Since interest rates began ratcheting up last February, thrifts have been winning the residential lending war against mortgage bankers. And they know it.

"I can hit mortgage banks straight on; they are single-purpose institutions," said Cornelius D. Mahoney, president and chief executive of Woronoco Savings Bank, Westfield, Mass. "We are not paying any real attention to them."

That kind of swagger was common at the recent conference here of the Savings and Community Bankers of America.

"I think the portfolio lenders have a unique opportunity right now," said John D. Koch, executive vice president, Charter One Bank, Cleveland. "These should be the years of the portfolio lender."

Those years have begun at Great Western Bank.

"It feels like we are doing fine," said James F. Montgomery, chairman and chief executive of the bank's parent, Great Western Financial Corp., Chatsworth, Calif.

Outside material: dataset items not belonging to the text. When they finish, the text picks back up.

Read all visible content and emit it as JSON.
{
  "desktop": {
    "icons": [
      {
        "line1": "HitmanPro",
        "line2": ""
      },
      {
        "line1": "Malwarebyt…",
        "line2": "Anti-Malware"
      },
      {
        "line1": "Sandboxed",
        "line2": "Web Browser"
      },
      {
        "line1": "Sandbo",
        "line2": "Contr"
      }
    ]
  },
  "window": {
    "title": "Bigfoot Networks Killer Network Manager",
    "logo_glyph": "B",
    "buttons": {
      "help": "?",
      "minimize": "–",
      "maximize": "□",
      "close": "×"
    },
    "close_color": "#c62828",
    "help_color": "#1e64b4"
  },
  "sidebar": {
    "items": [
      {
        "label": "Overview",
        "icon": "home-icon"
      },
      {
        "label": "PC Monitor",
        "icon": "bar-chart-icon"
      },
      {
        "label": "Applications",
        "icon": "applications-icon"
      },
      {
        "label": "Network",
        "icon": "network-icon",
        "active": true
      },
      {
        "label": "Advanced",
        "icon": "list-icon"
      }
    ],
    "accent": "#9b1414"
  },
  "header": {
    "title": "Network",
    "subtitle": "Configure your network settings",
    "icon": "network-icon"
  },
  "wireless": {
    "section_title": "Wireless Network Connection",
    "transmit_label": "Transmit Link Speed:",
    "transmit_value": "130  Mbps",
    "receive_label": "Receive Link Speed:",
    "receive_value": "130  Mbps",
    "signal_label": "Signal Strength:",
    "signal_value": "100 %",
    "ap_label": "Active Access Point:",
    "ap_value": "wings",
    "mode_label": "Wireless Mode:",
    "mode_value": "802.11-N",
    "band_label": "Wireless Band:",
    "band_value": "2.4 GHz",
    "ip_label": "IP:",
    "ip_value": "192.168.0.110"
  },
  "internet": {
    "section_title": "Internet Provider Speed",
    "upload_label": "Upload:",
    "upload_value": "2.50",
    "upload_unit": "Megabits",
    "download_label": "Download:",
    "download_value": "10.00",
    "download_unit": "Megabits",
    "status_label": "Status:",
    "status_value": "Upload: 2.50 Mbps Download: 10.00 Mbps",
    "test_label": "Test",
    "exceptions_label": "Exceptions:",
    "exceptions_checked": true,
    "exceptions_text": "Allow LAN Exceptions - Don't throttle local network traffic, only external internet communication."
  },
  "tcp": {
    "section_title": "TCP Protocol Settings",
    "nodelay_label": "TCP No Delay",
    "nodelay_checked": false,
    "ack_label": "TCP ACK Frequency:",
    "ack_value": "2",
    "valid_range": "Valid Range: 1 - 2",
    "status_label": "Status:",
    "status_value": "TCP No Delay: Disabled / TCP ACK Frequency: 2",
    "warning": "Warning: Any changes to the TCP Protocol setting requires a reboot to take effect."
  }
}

Mr. Montgomery, who wears a large, gold-and-diamond ring with the initials GW on it, said loan production at Great Western has been strong -- and continues to improve. He said the thrift was originating a solid amount of adjustable-rate mortgages in particular.

Mr. Montgomery said he expects Great Western to be selling adjustables to the secondary market next year. In addition to its money-making potential, that would be a sign of the thrift's robust portfolio.

Mr. Montgomery is now less concerned about competition from mortgage banks.

"I lived through the time when I had to bite my tongue while they said they were going to blow us away," Mr. Montgomery said.

Although he is still respectful of the market share staked out by mortgage banks, Mr. Montgomery expects many of them to disappear.

But the sickness afflicting mortgage banks -- higher interest rates -- is also hurting thrifts. Mr. Koch of Charter One said overall loan production had shrunk.

"We are going to be struggling to maintain levels of production," said Mr. Koch.

The poor lending market has created significant loan price competition, lenders said.

"Suicide pricing? I'd call it kamikaze pricing," said Louis V. Stadler, senior vice president at Milwaukee-based Security Bank.

Mr. Stadler said some thrifts were still pricing "to lose money." Great Western's Mr. Montgomery said profit margins would rebound when interest rates stabilize. Introductory rates especially are at cutthroat levels, he said. But Mr. Montgomery said executives at Great Western "haven't been unhappy with the margins we have been riding."

Standard Federal Bank, in Troy, Mich., will finish the year with greater loan production than in 1993, said Thomas R. Ricketts, chairman and president. Mr. Ricketts said loan production this year would reach $5 billion, up from $4.6 billion last year.

He also said helping other lenders make loans was one of the thrift industry's top growth businesses today.